Investment, tax policies among new key measures
The unleashing of policies by the State Council to boost the innovation capacities of businesses indicated the country's resolve to move its manufacturing sector up to the medium-high end of the global value chain, according to experts and officials.
The Cabinet decided at an executive meeting, chaired by Premier Li Keqiang, on May 14 that a host of steps will be adopted to see that businesses can increase their investment in research and development. The meeting also pledged better implementation of policies to support the innovation efforts of businesses of various ownerships.
To ensure that enterprises can take up a principal position in technological innovation, more favorable tax policies, mainly in the form of tax-deductible R&D costs, will be rolled, according to a statement released after the meeting.
More fiscal and tax support will be extended to business, with the growth of venture capital investment funds set to receive more incentives. Financial institutions will also be incentivized to improve the percentage of medium-and long-term loans to the manufacturing sector to support innovations, the statement said.
"The measures, all concrete and forceful, have shown the resolve and confidence of China to accelerate the fostering of new growth engines and promote high-quality development of the manufacturing sector," said Huang Libin, head of the bureau for operations, monitoring and coordination under the Ministry of Industry and Information Technology.
The Cabinet has also called for efforts to promote the sharing of innovation resources, such as major facilities for scientific research as well as ground research platforms, which has shown that the government has attached more importance to giving play to the market mechanism in promoting innovation, he said.
The meeting has also urged greater efforts to achieve breakthroughs in core technologies and make the manufacturing sector smarter, greener and better integrated with the service sector in its upgrading process.
The construction of new infrastructure, such as the industrial internet, will be advanced together with technological innovations in the manufacturing sector, the statement said.
Li Xiaohua, a researcher on the industrial economy with the Chinese Academy of Social Sciences, said it is a crucial measure for the country to encourage innovation in core technologies against an international background of rising protectionism.
"The emerging of new business models has also made it difficult for the government to predict the direction of future innovations. Thus it is important to encourage businesses to boost their innovation activities," he said.
Innovation is also the key to seizing new opportunities arising from the latest round of technological revolution and to narrowing the gap in key technologies with developed economies, he added.
The meeting also decided on measures to step up services for the innovation of small and medium-sized enterprises and speed up the transformation and promotion of innovation outcomes.
It stressed the need to enhance protection of intellectual property rights and step up punishments on infringements.
Li, the researcher, said better protection of IPR can incentivize businesses to increase their investments in R&D, and will benefit the country's innovation capacities in the long term.
"For businesses, the more they devote to innovation, the greater the risks will be. Thus, it is important to ensure their innovation benefits could be fully protected," he said.
Technological advances contributed to 58.5 percent of China's economic growth last year, according to the Government Work Report this year.

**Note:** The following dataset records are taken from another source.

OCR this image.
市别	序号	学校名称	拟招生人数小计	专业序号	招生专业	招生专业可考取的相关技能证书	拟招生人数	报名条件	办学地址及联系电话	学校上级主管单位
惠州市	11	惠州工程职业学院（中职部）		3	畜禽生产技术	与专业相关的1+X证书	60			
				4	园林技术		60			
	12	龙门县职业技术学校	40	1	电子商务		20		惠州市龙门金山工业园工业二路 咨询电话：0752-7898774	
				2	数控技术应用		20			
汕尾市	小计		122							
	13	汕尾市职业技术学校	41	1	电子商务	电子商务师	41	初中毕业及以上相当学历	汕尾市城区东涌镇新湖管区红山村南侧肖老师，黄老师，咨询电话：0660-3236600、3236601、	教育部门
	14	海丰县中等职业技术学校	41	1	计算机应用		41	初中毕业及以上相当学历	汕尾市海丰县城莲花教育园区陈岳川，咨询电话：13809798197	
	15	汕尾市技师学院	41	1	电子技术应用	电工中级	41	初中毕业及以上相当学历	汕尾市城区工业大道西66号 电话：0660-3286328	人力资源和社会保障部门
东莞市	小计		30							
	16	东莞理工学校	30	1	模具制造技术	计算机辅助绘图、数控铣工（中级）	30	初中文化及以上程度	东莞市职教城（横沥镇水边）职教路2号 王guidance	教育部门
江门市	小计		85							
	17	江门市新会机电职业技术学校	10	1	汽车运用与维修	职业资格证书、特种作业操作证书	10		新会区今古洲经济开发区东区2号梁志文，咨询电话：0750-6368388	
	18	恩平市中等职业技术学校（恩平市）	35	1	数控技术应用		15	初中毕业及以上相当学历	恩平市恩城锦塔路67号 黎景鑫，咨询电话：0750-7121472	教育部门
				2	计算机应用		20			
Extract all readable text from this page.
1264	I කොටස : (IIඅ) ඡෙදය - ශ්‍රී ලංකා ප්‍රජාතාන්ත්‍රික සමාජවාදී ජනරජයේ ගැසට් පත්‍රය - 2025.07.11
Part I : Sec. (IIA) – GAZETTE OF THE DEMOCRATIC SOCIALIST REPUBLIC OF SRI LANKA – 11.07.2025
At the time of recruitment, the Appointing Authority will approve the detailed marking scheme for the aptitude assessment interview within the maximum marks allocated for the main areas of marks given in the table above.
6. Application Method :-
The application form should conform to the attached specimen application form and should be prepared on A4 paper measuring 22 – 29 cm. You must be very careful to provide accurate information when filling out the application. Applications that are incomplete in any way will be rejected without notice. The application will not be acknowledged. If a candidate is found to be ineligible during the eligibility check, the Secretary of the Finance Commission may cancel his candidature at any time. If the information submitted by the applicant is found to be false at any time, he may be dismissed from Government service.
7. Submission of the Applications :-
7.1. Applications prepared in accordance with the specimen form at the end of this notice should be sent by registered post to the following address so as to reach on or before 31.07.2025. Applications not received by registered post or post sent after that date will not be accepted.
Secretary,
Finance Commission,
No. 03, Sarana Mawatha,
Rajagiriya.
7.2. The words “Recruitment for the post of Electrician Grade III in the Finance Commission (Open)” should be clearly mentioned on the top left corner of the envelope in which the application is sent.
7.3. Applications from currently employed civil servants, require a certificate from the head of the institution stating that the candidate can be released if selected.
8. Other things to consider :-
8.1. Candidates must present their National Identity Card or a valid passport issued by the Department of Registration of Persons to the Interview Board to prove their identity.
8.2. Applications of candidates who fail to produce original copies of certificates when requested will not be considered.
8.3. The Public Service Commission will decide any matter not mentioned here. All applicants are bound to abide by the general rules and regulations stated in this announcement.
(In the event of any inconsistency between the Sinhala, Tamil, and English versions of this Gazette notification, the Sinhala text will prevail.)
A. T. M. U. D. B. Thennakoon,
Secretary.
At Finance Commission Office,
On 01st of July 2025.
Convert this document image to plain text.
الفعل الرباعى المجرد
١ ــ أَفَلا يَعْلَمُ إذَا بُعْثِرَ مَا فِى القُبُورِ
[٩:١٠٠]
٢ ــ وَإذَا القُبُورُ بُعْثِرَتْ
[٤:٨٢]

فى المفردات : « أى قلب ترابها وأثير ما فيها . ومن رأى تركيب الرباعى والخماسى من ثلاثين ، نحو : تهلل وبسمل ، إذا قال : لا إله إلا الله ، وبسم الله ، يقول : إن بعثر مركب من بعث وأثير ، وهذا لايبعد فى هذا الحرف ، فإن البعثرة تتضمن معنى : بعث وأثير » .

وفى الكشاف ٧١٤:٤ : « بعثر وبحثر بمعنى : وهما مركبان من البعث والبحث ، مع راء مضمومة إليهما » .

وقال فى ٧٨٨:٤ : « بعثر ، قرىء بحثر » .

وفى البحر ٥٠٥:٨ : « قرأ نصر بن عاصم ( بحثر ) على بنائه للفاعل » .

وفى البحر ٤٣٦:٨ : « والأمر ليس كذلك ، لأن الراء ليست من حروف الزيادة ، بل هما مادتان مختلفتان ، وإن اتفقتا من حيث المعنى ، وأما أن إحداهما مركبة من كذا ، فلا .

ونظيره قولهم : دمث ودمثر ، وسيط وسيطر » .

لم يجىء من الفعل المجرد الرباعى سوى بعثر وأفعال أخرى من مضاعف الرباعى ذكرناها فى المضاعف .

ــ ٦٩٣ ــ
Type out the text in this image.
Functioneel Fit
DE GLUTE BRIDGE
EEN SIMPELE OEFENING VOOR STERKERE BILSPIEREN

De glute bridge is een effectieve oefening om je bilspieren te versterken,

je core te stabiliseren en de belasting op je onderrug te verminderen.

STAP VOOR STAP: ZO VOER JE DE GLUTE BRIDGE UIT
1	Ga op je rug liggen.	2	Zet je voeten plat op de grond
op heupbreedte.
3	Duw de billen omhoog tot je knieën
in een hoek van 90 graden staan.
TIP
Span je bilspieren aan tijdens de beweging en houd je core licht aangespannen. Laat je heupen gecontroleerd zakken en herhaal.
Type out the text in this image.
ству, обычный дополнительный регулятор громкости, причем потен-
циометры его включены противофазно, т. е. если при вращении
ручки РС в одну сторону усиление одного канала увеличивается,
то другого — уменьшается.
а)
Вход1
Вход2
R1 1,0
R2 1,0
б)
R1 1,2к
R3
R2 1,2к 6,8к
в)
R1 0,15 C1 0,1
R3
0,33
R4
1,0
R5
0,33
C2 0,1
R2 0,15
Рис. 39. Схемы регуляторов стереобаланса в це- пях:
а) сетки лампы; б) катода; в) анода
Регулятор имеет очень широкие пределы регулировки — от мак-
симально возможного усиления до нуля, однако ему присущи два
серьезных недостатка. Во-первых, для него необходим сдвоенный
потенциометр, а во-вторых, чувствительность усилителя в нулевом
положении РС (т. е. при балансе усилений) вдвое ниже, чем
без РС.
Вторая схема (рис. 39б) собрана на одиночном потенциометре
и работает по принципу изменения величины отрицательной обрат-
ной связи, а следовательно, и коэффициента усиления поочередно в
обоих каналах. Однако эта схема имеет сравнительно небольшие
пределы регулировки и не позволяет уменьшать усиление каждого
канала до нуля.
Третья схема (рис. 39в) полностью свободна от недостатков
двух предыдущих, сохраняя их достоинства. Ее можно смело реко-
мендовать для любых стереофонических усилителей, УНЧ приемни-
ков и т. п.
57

Last year, the country spent 1.96 trillion yuan ($291.58 billion) on research and development, or 2.18 per cent of its GDP, an 11.6 per cent increase from 2017, according to data from the National Bureau of Statistics.
Zhang Peng, a senior statistician with the NBS, said in a report in August that the country's input in R&D has been on a steady increase in recent years.
However, the R&D by non-manufacturing enterprises took up only 14.9 percent of the total input in 2017, which is far below the United States' level of 33.1 percent, he said.
"The allocation of R&D resources should be further optimized so that businesses could take up a more dominant role and innovation activities can be more market oriented," he said.